The second couple, the ones after us, came out with their baby in a car seat. They studiously avoided looking at us as they passed.
‘We can’t stand here,’ I said. ‘Let’s go. Come on. She’ll just have to scream.’
‘Have you rung for a taxi?’
‘No.’
‘Then do it!’
She looked down at Vanja, whom she was hugging, not that it helped, there wasn’t much reassurance in the contact between Vanja’s romper suit and Linda’s Puffa jacket. I took out my mobile and tapped in the taxi number, holding the car seat in my other hand, and walked towards the stairs at the end of the corridor.
‘Hang on,’ Linda said. ‘I just have to put on her hat.’
She screamed all the time we waited for the taxi. Fortunately it arrived a few minutes later. I opened the rear door, put the seat in and tried to secure it with the seat belt, which I had managed an hour earlier without a problem, but now it appeared to be absolutely impossible. I tried attaching it in every conceivable way, through, over and under the bloody seat, and none worked. All with Vanja screaming and Linda looking daggers at me. In the end the driver got out to help me.
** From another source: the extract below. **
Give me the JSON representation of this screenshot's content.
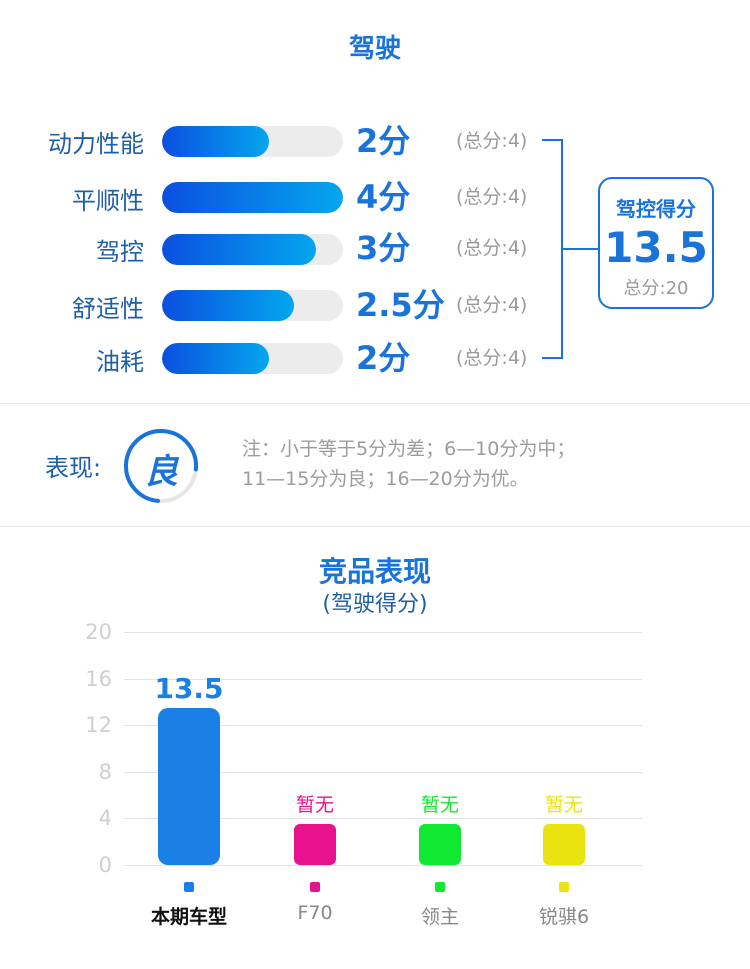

At first I refused to move, I could damn well manage this on my own, thank you, but after another minute’s fumbling I had to concede defeat and let him, a moustachioed Iraqi-looking man, fasten it at a stroke.
All the way through snowy glistening Stockholm she screamed. Only when we were through the door, at home and she was lying undressed on the bed with Linda did she stop.
We were both drenched in sweat.
‘That was a bit of an ordeal!’ Linda said as she got up from Vanja, asleep on the bed.
‘Yes,’ I said. ‘There’s some life in her anyway.’
Later that day I heard Linda telling her mother about the medical check-up. Not a word about all the screaming or the panic we had felt, no, what she told her was that Vanja smiled when she was on the table being examined. How happy and proud Linda was! Vanja had smiled, she was in perfect health, and the low sunlight outside, seemingly elevated by the snow-covered surfaces, made everything in the room soft and shiny, even Vanja, as she lay naked on the blanket kicking her legs.